To support their thesis, the team conducted an online survey of 521 voters and measured their current attitudes about Trump, as well as their voting behavior and their experience watching Trump’s two television shows.
Their finding: 14 seasons of “Apprentice” and “Celebrity Apprentice” have pre-conditioned voters to view Trump as a “friend” and “a calm, infallible decision-maker, who listened to others but came to his own conclusions, greatly emphasized his success.”
Viewers who developed a parasocial relationship with Trump liked him, according to Gabriel. That predicted believing many of his promises, as if trusting the word of a friend. At the same time, the study’s results suggested viewers were less likely to believe negative stories about Trump.

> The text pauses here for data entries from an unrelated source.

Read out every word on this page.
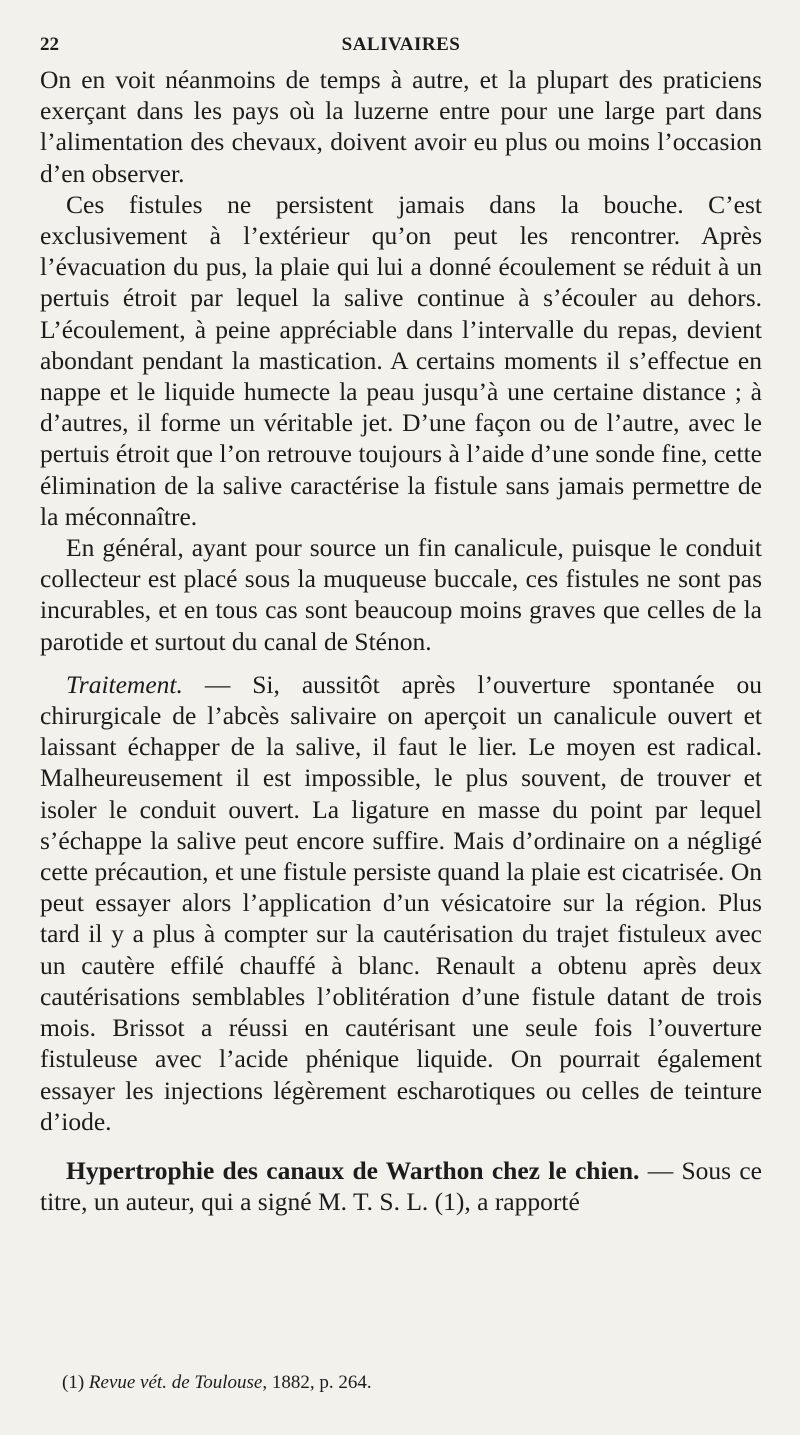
22	SALIVAIRES

On en voit néanmoins de temps à autre, et la plupart des praticiens exerçant dans les pays où la luzerne entre pour une large part dans l’alimentation des chevaux, doivent avoir eu plus ou moins l’occasion d’en observer.

Ces fistules ne persistent jamais dans la bouche. C’est exclusivement à l’extérieur qu’on peut les rencontrer. Après l’évacuation du pus, la plaie qui lui a donné écoulement se réduit à un pertuis étroit par lequel la salive continue à s’écouler au dehors. L’écoulement, à peine appréciable dans l’intervalle du repas, devient abondant pendant la mastication. A certains moments il s’effectue en nappe et le liquide humecte la peau jusqu’à une certaine distance ; à d’autres, il forme un véritable jet. D’une façon ou de l’autre, avec le pertuis étroit que l’on retrouve toujours à l’aide d’une sonde fine, cette élimination de la salive caractérise la fistule sans jamais permettre de la méconnaître.

En général, ayant pour source un fin canalicule, puisque le conduit collecteur est placé sous la muqueuse buccale, ces fistules ne sont pas incurables, et en tous cas sont beaucoup moins graves que celles de la parotide et surtout du canal de Sténon.

Traitement. — Si, aussitôt après l’ouverture spontanée ou chirurgicale de l’abcès salivaire on aperçoit un canalicule ouvert et laissant échapper de la salive, il faut le lier. Le moyen est radical. Malheureusement il est impossible, le plus souvent, de trouver et isoler le conduit ouvert. La ligature en masse du point par lequel s’échappe la salive peut encore suffire. Mais d’ordinaire on a négligé cette précaution, et une fistule persiste quand la plaie est cicatrisée. On peut essayer alors l’application d’un vésicatoire sur la région. Plus tard il y a plus à compter sur la cautérisation du trajet fistuleux avec un cautère effilé chauffé à blanc. Renault a obtenu après deux cautérisations semblables l’oblitération d’une fistule datant de trois mois. Brissot a réussi en cautérisant une seule fois l’ouverture fistuleuse avec l’acide phénique liquide. On pourrait également essayer les injections légèrement escharotiques ou celles de teinture d’iode.

Hypertrophie des canaux de Warthon chez le chien. — Sous ce titre, un auteur, qui a signé M. T. S. L. (1), a rapporté

(1) Revue vét. de Toulouse, 1882, p. 264.
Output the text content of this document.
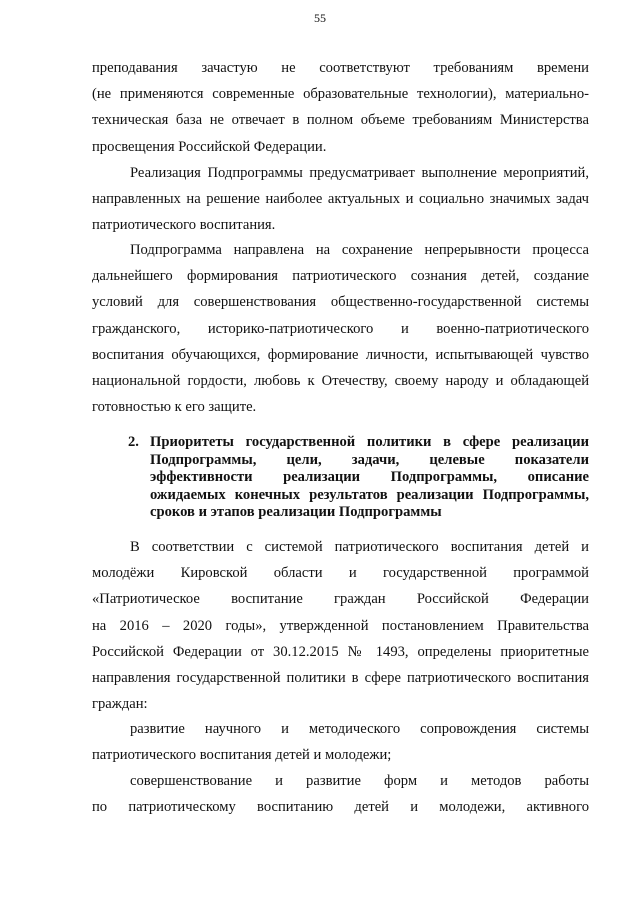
55
преподавания зачастую не соответствуют требованиям времени
(не применяются современные образовательные технологии), материально-
техническая база не отвечает в полном объеме требованиям Министерства
просвещения Российской Федерации.
Реализация Подпрограммы предусматривает выполнение мероприятий,
направленных на решение наиболее актуальных и социально значимых задач
патриотического воспитания.
Подпрограмма направлена на сохранение непрерывности процесса
дальнейшего формирования патриотического сознания детей, создание
условий для совершенствования общественно-государственной системы
гражданского, историко-патриотического и военно-патриотического
воспитания обучающихся, формирование личности, испытывающей чувство
национальной гордости, любовь к Отечеству, своему народу и обладающей
готовностью к его защите.
2. Приоритеты государственной политики в сфере реализации
Подпрограммы, цели, задачи, целевые показатели
эффективности реализации Подпрограммы, описание
ожидаемых конечных результатов реализации Подпрограммы,
сроков и этапов реализации Подпрограммы
В соответствии с системой патриотического воспитания детей и
молодёжи Кировской области и государственной программой
«Патриотическое воспитание граждан Российской Федерации
на 2016 – 2020 годы», утвержденной постановлением Правительства
Российской Федерации от 30.12.2015 № 1493, определены приоритетные
направления государственной политики в сфере патриотического воспитания
граждан:
развитие научного и методического сопровождения системы
патриотического воспитания детей и молодежи;
совершенствование и развитие форм и методов работы
по патриотическому воспитанию детей и молодежи, активного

Interestingly, the Q Scores Company predicted as much in the run up to the 2016 Presidential election. While the company does not track political candidates or world leaders in its research, 14 years of Trump’s role on reality TV, led the company to predict that viewers’ perceptions of Trump’s TV persona could well give him the edge over HIllary Clinton at the polls, mainly because it would transfer to their view of him as a candidate.
“Donald Trump is a personality people love to hate,” Henry Schafer, executive vice president of the Q Scores Company, explained in Marketing Politics Daily in September 2016.
Gabriel’s research confirms what the Q Scores showed, but my question is how has this transference of TV persona to real-world governing persona impacted the way Americans perceive Trump as an actual President? I’d like to see some research on that.